According to Kraft, hog carcasses attract scavengers like bald eagles, hawks, turkey vultures and other raptors. Additionally, the endangered Indiana brown bats feed on the insects that swarm on carcases. The Fish and Wildlife Service is interested in any activity within 10 miles of a wind turbine as it could impact wildlife. The Wessling site is 1-1/2 miles from the furthest west wind turbine.

Kraft said he attended the public hearing to “begin the dialog” with the Wesslings about disposal of carcasses, as raptors attracted to the carcasses are in danger of flying into the wind turbines. Lehs told of having to shut down the turbines at one wind farm for three days due to eagles coming to feed on hog carcasses.

Bruce Wessling assured Kraft and Lehs that the rendering service he uses is prompt and carcasses are not a problem.

Jeanne Myers, who owns nearby property in Grant Township, asked why the Wesslings were expanding at that location.

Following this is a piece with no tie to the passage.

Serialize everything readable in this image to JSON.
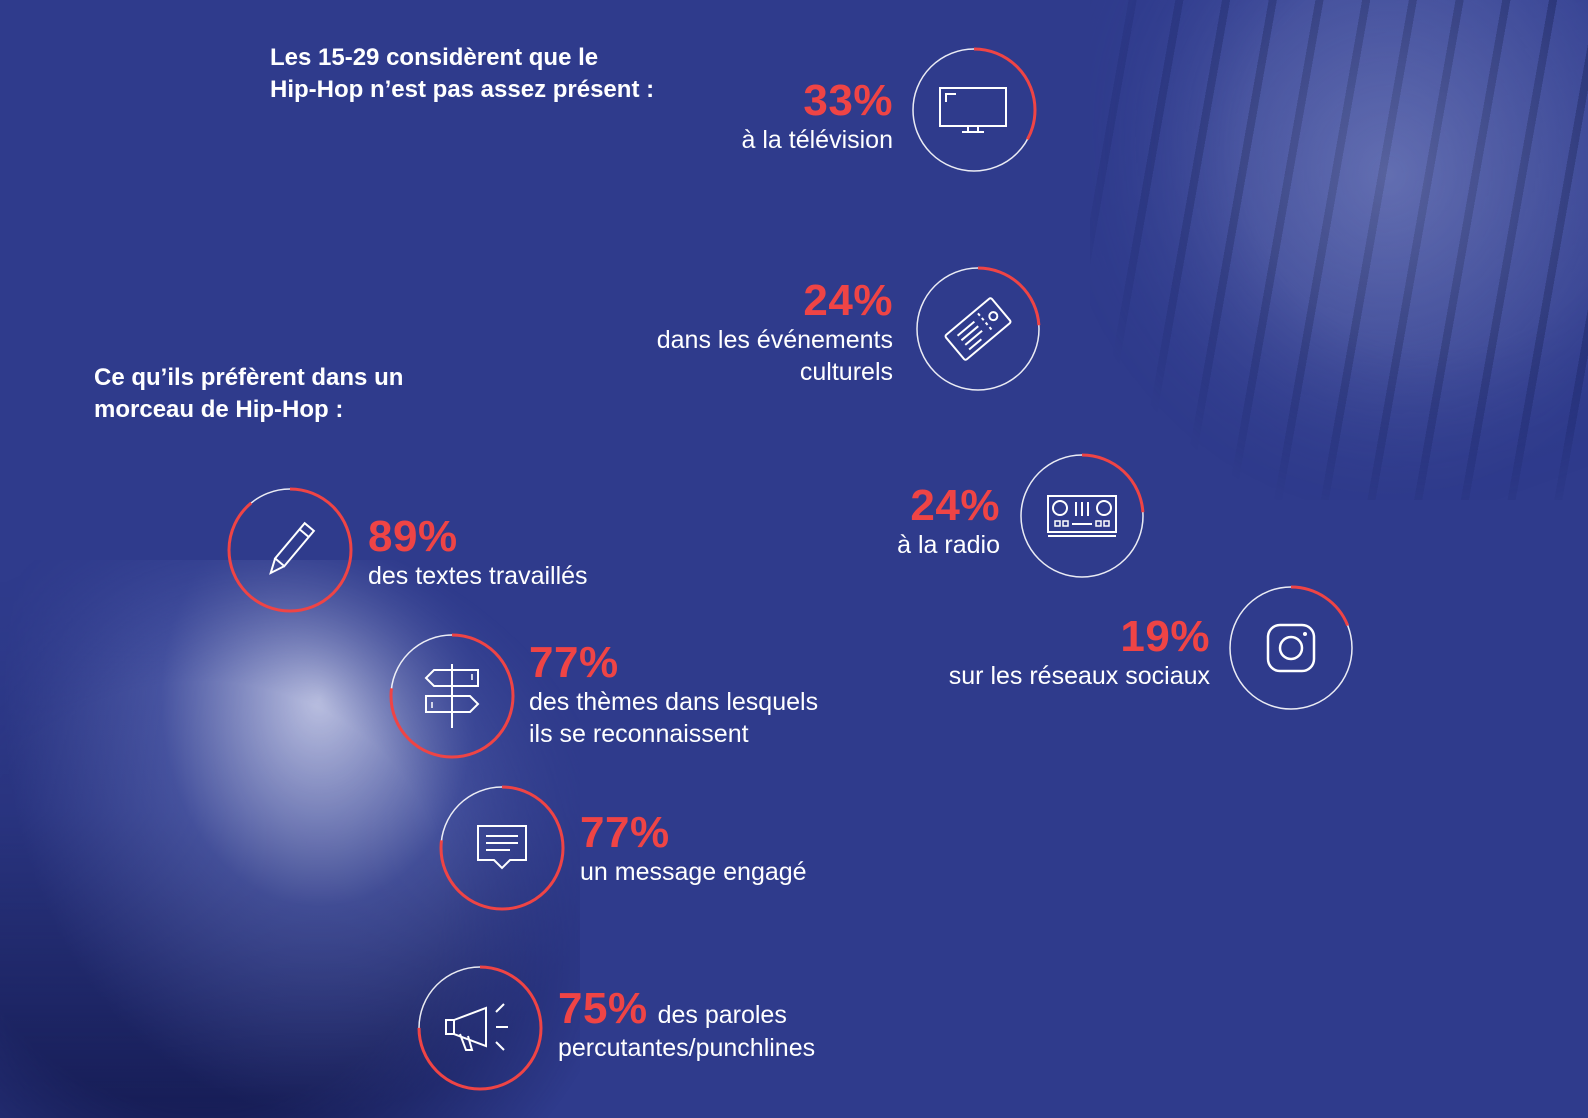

Patti Edwardson, who has often spoken at hog confinement public hearings, again addressed the supervisors. “I’m not here today to ask you to deny the request from the Wessling hog facility. The Wessling family is a wonderful member of our community and they manage their hog facilities as good as anyone can,” she said.

She asked the supervisors to think in broader terms, saying that even the best run facilities have inherent problems. She asked the supervisors to consider a moratorium on all expansions and new hog confinements in the county. “A moratorium would get the attention of state leaders and push them to strengthen Iowa’s oversight on this powerful industry. It would also allow time to investigate avenues for young farmers to plan, and it would take away the fear, at least temporarily, so many rural residents have that another confinement will be built near them,” she said. “Enacting a moratorium would show that we, the residents of Greene County, value our farmland, our farmers, and our future generations.”

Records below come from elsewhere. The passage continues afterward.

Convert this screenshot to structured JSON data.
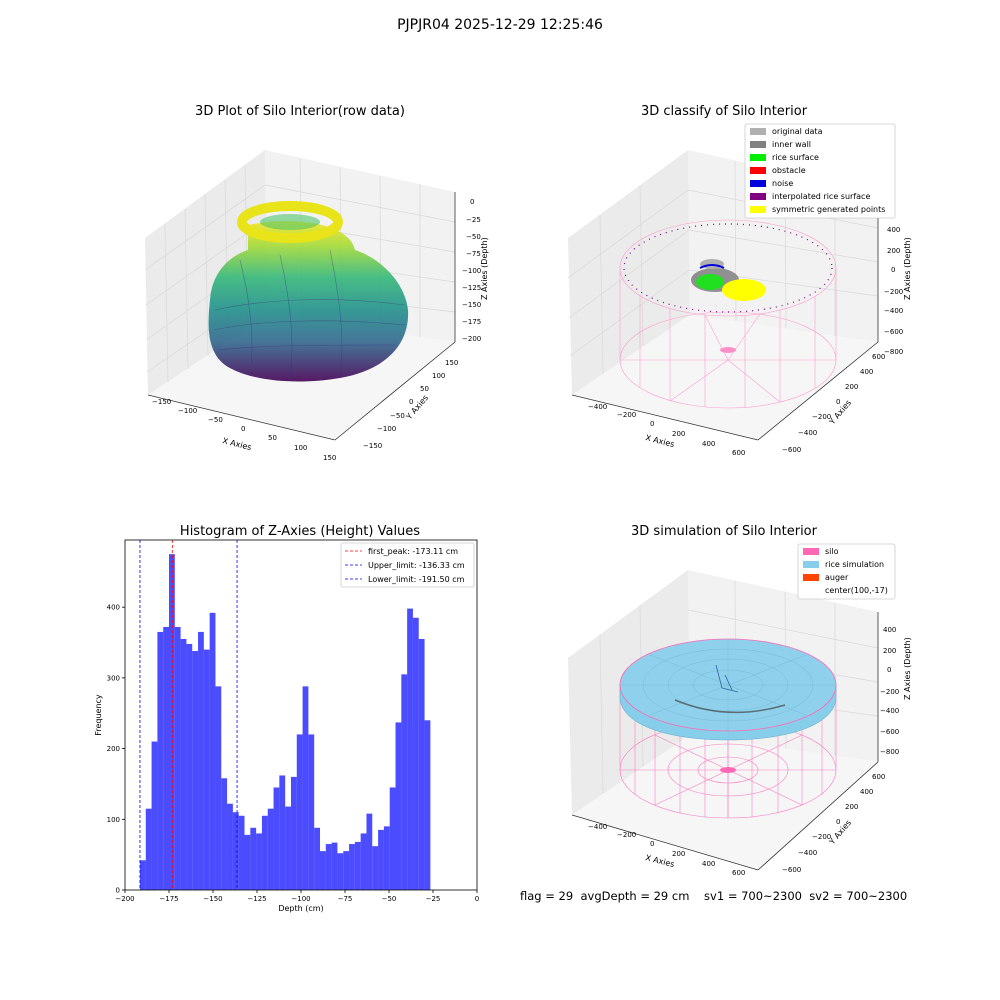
{
  "figure_title": "PJPJR04 2025-12-29 12:25:46",
  "panels": {
    "top_left": {
      "title": "3D Plot of Silo Interior(row data)",
      "xlabel": "X Axies",
      "ylabel": "Y Axies",
      "zlabel": "Z Axies (Depth)",
      "xticks": [
        "−150",
        "−100",
        "−50",
        "0",
        "50",
        "100",
        "150"
      ],
      "yticks": [
        "150",
        "100",
        "50",
        "0",
        "−50",
        "−100",
        "−150"
      ],
      "zticks": [
        "0",
        "−25",
        "−50",
        "−75",
        "−100",
        "−125",
        "−150",
        "−175",
        "−200"
      ]
    },
    "top_right": {
      "title": "3D classify of Silo Interior",
      "xlabel": "X Axies",
      "ylabel": "Y Axies",
      "zlabel": "Z Axies (Depth)",
      "xticks": [
        "−400",
        "−200",
        "0",
        "200",
        "400",
        "600"
      ],
      "yticks": [
        "600",
        "400",
        "200",
        "0",
        "−200",
        "−400",
        "−600"
      ],
      "zticks": [
        "400",
        "200",
        "0",
        "−200",
        "−400",
        "−600",
        "−800"
      ],
      "legend": [
        {
          "label": "original data",
          "color": "#b0b0b0"
        },
        {
          "label": "inner wall",
          "color": "#808080"
        },
        {
          "label": "rice surface",
          "color": "#00ee00"
        },
        {
          "label": "obstacle",
          "color": "#ff0000"
        },
        {
          "label": "noise",
          "color": "#0000dd"
        },
        {
          "label": "interpolated rice surface",
          "color": "#800080"
        },
        {
          "label": "symmetric generated points",
          "color": "#ffff00"
        }
      ]
    },
    "bottom_right": {
      "title": "3D simulation of Silo Interior",
      "xlabel": "X Axies",
      "ylabel": "Y Axies",
      "zlabel": "Z Axies (Depth)",
      "xticks": [
        "−400",
        "−200",
        "0",
        "200",
        "400",
        "600"
      ],
      "yticks": [
        "600",
        "400",
        "200",
        "0",
        "−200",
        "−400",
        "−600"
      ],
      "zticks": [
        "400",
        "200",
        "0",
        "−200",
        "−400",
        "−600",
        "−800"
      ],
      "legend": [
        {
          "label": "silo",
          "color": "#ff69b4"
        },
        {
          "label": "rice simulation",
          "color": "#87ceeb"
        },
        {
          "label": "auger",
          "color": "#ff4500"
        },
        {
          "label": "center(100,-17)",
          "color": ""
        }
      ]
    }
  },
  "chart_data": {
    "type": "bar",
    "title": "Histogram of Z-Axies (Height) Values",
    "xlabel": "Depth (cm)",
    "ylabel": "Frequency",
    "xlim": [
      -200,
      0
    ],
    "ylim": [
      0,
      495
    ],
    "bar_color": "#0000ff",
    "bin_start": -191.5,
    "bin_width": 3.3,
    "values": [
      42,
      115,
      210,
      365,
      372,
      475,
      372,
      355,
      348,
      338,
      365,
      340,
      392,
      288,
      158,
      122,
      110,
      105,
      78,
      88,
      80,
      105,
      115,
      145,
      162,
      118,
      160,
      220,
      288,
      220,
      88,
      55,
      65,
      67,
      52,
      55,
      65,
      68,
      80,
      108,
      62,
      85,
      90,
      145,
      237,
      305,
      398,
      385,
      355,
      240
    ],
    "xticks": [
      -200,
      -175,
      -150,
      -125,
      -100,
      -75,
      -50,
      -25,
      0
    ],
    "yticks": [
      0,
      100,
      200,
      300,
      400
    ],
    "vlines": [
      {
        "label": "first_peak: -173.11 cm",
        "x": -173.11,
        "color": "#ff0000"
      },
      {
        "label": "Upper_limit: -136.33 cm",
        "x": -136.33,
        "color": "#0000ff"
      },
      {
        "label": "Lower_limit: -191.50 cm",
        "x": -191.5,
        "color": "#0000ff"
      }
    ],
    "legend_position": "upper right"
  },
  "footer": {
    "text": "flag = 29  avgDepth = 29 cm    sv1 = 700~2300  sv2 = 700~2300"
  }
}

Board chair John Muir responded, “I don’t think it’s our decision to take that right away, but I will support discussions with the state that the matrix needs to be amended. More and more people are realizing the matrix is outdated and needs to be looked at.”

Kate Neese and Sheila Hebenstreit spoke on behalf of the Wesslings. Neese and her husband Alan employ wage earners from 26 families year-round and from another 10 families seasonally with Neese Inc, a business that originated as a commercial manure hauler. “We want to keep young people in our community… this is how we do it,” she said about Jolee Wessling’s ownership of the proposed building.

Hebenstreit said it was she who nominated the Wesslings for the Coalition to Support Iowa’s Farmers’ Wergin Good Farm Neighbor Award in 2012. The Wesslings also won the National Environmental Award in 2014.